Apesar de ter um trabalho onde conseguia obter bons rendimentos, não foi suficiente para investir em Portugal. Duarte acabou por emigrar para a Suíça em novembro de 2021.
“Comprar casa aqui não está nos planos. Não sei por quanto tempo é que vou ficar, mas a ideia era juntar algum capital que me permitisse investir em Portugal“, conta.
O gestor de projetos de inovação e estratégia não recebeu com agrado a notícia dos novos prazos do crédito à habitação.
“Esta alteração obriga a que tenhamos uma prestação mais alta e provavelmente também representará uma taxa de esforço superior junto dos bancos”, afirma à SIC Notícias.
Duarte tinha esperança que as recomendações do BdP não avançassem.
RITA RAMOS, 33 ANOS, PASTELEIRA
A primeira vez que Rita e o marido procuraram casa para comprar foi há 10 anos. Como tinham entrado no mercado de trabalho há pouco tempo, as poupanças eram escassas. E, na altura, os bancos pediam um fiador.
“As únicas pessoas que nos podiam ajudar eram os nossos avós, mas já não tinham idade para serem fiadores de uma casa”, começa por dizer à SIC Notícias.
O tempo foi passando, os vínculos laborais não melhoraram e o casal vive até hoje numa casa alugada com os quatro filhos, com idades entre os três e os onze anos.
“Não pude escolher onde moro, tenho de morar longe das escolas e sem carta de condução é muito difícil deslocar-me com as crianças”, afirma.
Rita trabalha por conta própria e o vencimento varia de mês para mês, uma vez que depende do número de encomendas que recebe. Já o marido recebe o salário mínimo.
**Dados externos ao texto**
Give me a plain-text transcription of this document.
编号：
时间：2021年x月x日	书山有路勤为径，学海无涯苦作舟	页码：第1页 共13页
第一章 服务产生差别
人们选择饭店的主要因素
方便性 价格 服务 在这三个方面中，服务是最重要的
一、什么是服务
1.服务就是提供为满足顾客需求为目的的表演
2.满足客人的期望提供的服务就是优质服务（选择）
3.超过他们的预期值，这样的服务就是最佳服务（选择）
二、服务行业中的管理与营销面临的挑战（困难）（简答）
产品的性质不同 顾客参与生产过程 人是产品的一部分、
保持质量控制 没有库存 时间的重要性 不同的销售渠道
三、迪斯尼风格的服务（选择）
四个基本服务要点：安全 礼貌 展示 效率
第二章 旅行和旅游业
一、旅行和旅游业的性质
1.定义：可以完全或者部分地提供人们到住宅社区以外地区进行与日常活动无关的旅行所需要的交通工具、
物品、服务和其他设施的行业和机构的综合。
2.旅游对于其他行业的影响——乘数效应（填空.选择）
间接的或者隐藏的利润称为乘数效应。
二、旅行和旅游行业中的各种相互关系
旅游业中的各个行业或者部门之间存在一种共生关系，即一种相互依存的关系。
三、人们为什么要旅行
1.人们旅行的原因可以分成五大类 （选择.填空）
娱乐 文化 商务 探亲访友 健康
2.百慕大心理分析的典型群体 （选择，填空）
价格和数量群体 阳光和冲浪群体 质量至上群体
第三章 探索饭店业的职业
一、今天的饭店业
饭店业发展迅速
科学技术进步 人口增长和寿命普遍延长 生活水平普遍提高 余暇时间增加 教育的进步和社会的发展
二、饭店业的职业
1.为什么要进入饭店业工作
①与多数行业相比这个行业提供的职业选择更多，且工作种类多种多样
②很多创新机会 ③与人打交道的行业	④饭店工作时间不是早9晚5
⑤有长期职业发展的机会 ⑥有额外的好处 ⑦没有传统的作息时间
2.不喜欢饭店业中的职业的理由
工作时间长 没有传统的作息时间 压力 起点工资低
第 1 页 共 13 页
“Entre pagar água, luz, gás, comida e a renda, que são 500 euros, não nos sobra muita coisa. Gostava muito de ter a minha casa, mas infelizmente ainda não consegui devido a esta situação”, conta.
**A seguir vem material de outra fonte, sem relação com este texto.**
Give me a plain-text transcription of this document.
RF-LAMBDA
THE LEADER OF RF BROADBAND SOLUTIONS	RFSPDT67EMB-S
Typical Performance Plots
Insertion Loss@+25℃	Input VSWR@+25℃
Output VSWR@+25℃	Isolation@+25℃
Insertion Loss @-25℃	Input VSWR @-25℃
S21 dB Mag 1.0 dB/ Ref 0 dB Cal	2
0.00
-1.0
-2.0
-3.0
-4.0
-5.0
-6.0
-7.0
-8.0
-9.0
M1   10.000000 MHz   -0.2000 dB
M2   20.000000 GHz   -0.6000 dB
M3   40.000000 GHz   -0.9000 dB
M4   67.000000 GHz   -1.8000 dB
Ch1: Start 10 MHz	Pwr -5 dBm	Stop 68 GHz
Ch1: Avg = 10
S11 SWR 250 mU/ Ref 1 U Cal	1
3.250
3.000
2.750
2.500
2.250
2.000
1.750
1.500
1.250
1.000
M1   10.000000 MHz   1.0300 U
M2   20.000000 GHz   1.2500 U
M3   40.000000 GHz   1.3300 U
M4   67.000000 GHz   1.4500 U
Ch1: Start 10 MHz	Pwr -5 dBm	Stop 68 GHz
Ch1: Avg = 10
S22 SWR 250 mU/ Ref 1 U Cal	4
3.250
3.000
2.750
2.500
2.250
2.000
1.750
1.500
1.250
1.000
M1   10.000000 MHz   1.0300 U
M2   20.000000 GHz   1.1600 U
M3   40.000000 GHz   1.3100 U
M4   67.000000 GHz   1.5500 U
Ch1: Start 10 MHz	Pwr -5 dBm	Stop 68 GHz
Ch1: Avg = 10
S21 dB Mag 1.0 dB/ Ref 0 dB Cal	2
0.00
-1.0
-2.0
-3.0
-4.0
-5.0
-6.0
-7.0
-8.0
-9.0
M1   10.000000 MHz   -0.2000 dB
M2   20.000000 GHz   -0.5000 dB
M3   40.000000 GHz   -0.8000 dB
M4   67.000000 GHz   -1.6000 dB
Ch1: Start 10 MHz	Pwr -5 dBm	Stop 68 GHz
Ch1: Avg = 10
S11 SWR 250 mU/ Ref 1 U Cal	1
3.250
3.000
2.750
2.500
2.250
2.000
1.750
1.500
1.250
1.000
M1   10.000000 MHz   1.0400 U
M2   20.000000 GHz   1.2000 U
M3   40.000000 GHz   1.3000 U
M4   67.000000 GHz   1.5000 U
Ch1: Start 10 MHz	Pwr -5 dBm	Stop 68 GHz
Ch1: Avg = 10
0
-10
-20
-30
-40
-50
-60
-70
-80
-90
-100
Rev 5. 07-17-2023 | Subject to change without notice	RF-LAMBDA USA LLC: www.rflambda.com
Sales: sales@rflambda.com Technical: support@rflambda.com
A incerteza sobre o futuro afeta de forma significativa a estabilidade familiar e emocional.
“Tenho de me sujeitar à casa que está disponível no mercado de arrendamento e, no nosso caso, apesar de vivermos num T3, é uma casa pequena para seis pessoas”, conta.
Uma vez que Rita tem 33 anos, se hoje fosse pedir um crédito à habitação, teria de o pagar, no máximo, em 37 anos.
“Esses três anos vão fazer toda a diferença. É uma medida que me afeta no sentido em que teria de pagar uma prestação mais alta”, diz.
ESTÁ A PENSAR COMPRAR CASA? ESTAS DICAS SÃO PARA SI
O economista Nuno Rico enumera algumas dicas importantes para quem quer comprar casa. E atenção porque estes conselhos são direcionados para todas as faixas etárias.
– Verificar se a compra do imóvel é a melhor opção
Isto é, se estiver numa situação de pouca estabilidade a nível laboral e se a intenção não for manter-se naquela cidade/concelho nos próximos cinco, dez anos, a compra não deverá ser a melhor opção, principalmente “tendo em conta os preços muito elevados do imobiliário”, aponta.
– Verificar a estabilidade dos rendimentos
Nuno Rico relembrou que um crédito à habitação é um compromisso de aproximadamente 30 anos, que, no caso dos mais jovens, pode ir até aos 40 anos.
Nesse sentido, considera importante que os potenciais compradores façam uma avaliação dos seus rendimentos a longo prazo.
“Devem ponderar o seguinte: se eu não tiver estabilidade profissional, ou se houver uma oscilação nos rendimentos, ou ainda se os juros subirem de forma significativa, que impacto é que isso terá no orçamento familiar?”
O economista considera que as pessoas devem preparar-se sempre para uma eventual oscilação, quer do rendimento, quer das prestações.
– Reduzir o prazo para pagar o crédito, de forma a que não ultrapasse a idade da reforma
Como? Em vez de fazer um contrato de crédito com a duração de 40 anos, tente fazer a 30 anos, desde que consiga suportar a prestação.
Para evitar dificuldades no futuro, Nuno Rico considera essencial que o crédito não “ultrapasse a idade prevista da reforma”, porque nessa altura os rendimentos sofrem uma queda brusca.
Caso contrário, “vamos estar durante 10 anos com consumidores com um encargo de um imóvel que já não tem o valor que tinha na altura”.
“Atualmente temos aproximadamente 40% dos contratos de crédito à habitação a terminar depois dos 70 anos, alguns deles inclusive a atingir os 80 anos“, remata.